Affectionnant les dynamiques collectives, elle a cofondé la plateforme curatoriale HEIWATA, basée entre Paris, Mexico et Toronto, et participe à l’atelier d’écriture queer et féministe How to SupPRESS Universty Writing mené par Émilie Noteris. Récemment, elle a collaboré avec l’AICA International, le CNEAI, le Palais de Tokyo et la Cité Internationale des arts à Paris. Depuis 2019, elle enseigne le commissariat d’exposition à l’Université Paris 1 Panthéon-Sorbonne.

Ses recherches portent sur les excès et les secrets de l’histoire de l’art en lien avec des sensibilités et des spiritualités ainsi que les études postcoloniales, de genre et féministes. Elle s’attache particulièrement aux mots, aux formes et aux gestes générés hors d’une pensée rationaliste : puisant dans des sources occultes et mystiques ; ou s’inspirant de flux affectifs, d’émotions et de la vie sentimentale. Des pratiques qui traversent souvent les questions de résistance, de lutte, de réparation, et de préservation des écosystèmes.

Déployant une conception holistique du commissariat, elle réfléchit également aux formes d’écritures sur l’art en déplaçant les registres critique, fictionnel et intime lors de collaborations, de performances et de créations radiophoniques.

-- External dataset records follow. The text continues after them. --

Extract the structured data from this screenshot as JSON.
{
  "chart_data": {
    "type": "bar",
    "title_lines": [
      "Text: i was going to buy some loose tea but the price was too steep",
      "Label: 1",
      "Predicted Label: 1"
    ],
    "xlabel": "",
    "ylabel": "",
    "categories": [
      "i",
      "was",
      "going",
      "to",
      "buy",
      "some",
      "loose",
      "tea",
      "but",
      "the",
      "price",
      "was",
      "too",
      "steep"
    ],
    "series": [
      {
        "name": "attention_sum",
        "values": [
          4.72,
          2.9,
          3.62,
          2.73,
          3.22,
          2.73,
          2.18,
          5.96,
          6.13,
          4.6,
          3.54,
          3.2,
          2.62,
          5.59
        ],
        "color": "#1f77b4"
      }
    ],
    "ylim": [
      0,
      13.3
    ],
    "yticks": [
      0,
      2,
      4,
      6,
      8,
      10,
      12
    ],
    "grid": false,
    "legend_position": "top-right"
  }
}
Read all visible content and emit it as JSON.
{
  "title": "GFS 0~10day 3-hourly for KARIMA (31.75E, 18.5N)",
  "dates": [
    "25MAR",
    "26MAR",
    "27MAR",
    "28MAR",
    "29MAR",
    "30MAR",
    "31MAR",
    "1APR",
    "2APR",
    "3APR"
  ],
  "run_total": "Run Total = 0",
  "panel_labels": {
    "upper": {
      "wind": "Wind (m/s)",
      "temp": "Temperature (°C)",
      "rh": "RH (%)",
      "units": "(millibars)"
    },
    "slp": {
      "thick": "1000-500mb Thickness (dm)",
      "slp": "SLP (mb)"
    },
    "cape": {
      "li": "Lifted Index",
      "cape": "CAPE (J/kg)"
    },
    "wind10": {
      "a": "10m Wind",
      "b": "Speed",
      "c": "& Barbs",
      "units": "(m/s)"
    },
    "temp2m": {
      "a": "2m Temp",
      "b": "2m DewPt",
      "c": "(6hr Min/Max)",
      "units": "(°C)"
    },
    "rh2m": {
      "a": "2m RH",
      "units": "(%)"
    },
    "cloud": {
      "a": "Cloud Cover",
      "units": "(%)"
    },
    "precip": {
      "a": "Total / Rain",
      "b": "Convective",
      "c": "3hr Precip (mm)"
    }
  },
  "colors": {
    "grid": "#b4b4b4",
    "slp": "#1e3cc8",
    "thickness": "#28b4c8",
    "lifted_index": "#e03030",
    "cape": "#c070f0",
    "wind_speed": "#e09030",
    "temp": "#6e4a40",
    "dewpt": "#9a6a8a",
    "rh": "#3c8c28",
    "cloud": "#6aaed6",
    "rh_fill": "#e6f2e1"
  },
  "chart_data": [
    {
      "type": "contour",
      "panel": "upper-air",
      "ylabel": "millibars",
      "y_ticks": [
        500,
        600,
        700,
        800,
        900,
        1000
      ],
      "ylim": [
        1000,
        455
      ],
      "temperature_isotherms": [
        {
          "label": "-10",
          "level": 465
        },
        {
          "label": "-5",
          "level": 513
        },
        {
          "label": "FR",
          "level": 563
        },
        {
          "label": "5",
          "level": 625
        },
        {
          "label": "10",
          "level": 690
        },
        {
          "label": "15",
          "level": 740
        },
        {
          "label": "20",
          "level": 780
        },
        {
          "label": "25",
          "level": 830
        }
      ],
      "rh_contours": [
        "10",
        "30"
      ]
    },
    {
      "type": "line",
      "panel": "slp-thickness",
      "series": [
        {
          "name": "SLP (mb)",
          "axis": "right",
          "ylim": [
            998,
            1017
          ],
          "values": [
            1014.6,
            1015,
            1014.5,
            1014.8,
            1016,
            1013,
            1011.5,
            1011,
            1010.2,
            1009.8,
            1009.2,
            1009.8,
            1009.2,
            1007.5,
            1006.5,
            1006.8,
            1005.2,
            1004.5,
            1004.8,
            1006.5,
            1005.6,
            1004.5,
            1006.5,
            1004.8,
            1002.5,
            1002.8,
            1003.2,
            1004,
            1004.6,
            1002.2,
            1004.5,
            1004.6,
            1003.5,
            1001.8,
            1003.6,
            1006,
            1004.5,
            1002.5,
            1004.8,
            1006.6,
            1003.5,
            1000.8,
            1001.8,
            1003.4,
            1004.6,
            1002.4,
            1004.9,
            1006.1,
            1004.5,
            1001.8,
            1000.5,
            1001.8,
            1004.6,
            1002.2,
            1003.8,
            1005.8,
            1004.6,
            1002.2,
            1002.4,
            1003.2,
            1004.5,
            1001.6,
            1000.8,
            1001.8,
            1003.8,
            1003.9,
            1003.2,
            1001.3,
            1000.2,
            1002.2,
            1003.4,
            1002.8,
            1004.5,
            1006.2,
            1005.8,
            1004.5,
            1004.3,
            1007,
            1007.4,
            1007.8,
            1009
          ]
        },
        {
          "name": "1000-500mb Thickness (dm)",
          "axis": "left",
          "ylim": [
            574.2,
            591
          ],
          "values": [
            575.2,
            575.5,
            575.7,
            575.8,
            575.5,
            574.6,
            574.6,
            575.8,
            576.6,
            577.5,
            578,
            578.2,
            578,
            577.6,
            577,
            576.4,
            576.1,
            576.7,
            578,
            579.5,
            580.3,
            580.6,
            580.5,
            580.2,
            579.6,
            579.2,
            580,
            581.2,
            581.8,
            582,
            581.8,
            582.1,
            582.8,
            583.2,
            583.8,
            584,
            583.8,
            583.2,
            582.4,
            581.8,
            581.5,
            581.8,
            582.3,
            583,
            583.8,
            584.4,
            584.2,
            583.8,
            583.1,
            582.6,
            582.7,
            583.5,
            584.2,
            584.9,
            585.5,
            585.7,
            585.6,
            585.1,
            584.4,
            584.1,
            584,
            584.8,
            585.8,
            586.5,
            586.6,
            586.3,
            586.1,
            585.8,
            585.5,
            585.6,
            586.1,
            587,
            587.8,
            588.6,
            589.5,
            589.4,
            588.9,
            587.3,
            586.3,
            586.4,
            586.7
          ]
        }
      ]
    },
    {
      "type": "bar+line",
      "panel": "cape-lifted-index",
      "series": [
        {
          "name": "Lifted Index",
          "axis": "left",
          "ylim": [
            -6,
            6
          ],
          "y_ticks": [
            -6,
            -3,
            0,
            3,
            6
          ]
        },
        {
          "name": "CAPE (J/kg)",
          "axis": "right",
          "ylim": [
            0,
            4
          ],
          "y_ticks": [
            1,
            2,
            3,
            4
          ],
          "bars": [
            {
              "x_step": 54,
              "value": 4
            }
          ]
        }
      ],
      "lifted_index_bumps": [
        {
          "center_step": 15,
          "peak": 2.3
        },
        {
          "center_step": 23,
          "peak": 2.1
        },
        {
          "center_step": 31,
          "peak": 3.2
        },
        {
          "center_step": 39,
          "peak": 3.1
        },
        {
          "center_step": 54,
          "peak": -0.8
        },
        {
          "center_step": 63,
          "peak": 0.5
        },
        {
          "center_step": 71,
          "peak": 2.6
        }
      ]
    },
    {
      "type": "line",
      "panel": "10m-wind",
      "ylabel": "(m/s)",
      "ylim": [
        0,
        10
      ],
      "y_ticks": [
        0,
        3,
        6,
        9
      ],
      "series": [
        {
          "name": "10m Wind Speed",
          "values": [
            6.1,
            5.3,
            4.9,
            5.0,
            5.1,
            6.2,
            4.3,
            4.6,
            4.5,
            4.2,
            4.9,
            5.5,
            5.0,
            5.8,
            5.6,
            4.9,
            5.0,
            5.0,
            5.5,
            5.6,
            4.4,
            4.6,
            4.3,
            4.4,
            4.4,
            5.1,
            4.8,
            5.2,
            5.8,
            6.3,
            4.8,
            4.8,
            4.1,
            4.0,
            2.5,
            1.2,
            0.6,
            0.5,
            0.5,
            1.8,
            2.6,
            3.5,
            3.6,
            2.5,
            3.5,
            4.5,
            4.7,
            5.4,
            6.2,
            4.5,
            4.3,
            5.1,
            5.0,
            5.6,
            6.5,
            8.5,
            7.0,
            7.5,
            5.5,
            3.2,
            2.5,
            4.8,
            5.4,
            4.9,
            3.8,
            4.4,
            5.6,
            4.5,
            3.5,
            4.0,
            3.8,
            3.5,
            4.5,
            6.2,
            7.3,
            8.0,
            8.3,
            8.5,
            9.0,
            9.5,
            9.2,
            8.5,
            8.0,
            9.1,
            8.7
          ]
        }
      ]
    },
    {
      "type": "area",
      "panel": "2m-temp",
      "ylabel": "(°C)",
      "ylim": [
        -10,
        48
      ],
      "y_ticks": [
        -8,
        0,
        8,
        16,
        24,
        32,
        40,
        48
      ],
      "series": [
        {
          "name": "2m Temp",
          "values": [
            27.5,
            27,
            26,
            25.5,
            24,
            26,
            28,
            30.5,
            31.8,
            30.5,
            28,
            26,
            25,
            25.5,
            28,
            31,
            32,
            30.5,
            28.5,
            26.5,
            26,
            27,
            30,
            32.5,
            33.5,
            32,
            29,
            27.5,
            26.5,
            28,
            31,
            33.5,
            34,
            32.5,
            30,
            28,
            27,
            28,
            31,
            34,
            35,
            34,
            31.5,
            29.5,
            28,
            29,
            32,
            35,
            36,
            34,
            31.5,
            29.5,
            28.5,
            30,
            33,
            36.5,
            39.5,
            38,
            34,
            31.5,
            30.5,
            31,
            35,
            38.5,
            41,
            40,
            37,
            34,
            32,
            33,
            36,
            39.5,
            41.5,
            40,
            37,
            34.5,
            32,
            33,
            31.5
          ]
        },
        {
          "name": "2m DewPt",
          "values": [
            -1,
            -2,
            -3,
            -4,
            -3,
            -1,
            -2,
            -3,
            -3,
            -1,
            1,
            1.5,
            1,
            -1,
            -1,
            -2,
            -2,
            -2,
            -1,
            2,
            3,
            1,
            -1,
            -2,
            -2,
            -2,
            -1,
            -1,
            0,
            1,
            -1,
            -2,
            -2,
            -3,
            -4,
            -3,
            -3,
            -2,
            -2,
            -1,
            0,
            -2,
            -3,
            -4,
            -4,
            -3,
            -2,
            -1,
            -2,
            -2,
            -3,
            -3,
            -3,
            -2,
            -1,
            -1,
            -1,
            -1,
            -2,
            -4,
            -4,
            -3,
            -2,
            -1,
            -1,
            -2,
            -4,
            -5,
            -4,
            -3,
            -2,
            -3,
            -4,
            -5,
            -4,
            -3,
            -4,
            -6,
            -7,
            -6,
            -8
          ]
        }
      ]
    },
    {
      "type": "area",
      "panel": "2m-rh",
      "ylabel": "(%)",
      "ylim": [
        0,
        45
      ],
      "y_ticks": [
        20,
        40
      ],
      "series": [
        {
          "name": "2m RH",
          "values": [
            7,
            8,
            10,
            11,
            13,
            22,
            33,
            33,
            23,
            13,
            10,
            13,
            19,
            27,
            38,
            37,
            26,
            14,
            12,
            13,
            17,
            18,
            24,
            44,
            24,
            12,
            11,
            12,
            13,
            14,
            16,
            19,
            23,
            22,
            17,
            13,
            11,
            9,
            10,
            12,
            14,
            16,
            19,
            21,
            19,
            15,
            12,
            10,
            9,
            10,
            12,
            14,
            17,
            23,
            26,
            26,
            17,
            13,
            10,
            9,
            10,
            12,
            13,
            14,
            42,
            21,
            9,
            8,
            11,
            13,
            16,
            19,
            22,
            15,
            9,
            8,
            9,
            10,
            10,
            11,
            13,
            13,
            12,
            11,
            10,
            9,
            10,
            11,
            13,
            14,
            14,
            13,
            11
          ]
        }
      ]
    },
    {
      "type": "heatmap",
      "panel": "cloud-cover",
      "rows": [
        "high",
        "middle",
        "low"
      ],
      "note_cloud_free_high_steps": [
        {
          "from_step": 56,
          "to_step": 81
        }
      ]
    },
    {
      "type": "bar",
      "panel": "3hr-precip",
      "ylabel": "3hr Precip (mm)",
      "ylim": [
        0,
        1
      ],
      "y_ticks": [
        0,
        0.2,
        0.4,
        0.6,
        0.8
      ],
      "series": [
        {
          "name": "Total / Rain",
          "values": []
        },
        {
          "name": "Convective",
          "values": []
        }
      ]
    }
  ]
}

Inspirée par les pédagogies radicales et engagées, elle commence une recherche sur le “travail émotionnel” à l'oeuvre dans les rôles de commissaire d'exposition, d'enseignante et de travailleuse de l’art.  

Au fil des rencontres et des projets, elle a développé un intérêt particulier pour les scènes artistiques des Amériques et des Caraïbes, Scandinave et d’Afrique du Sud.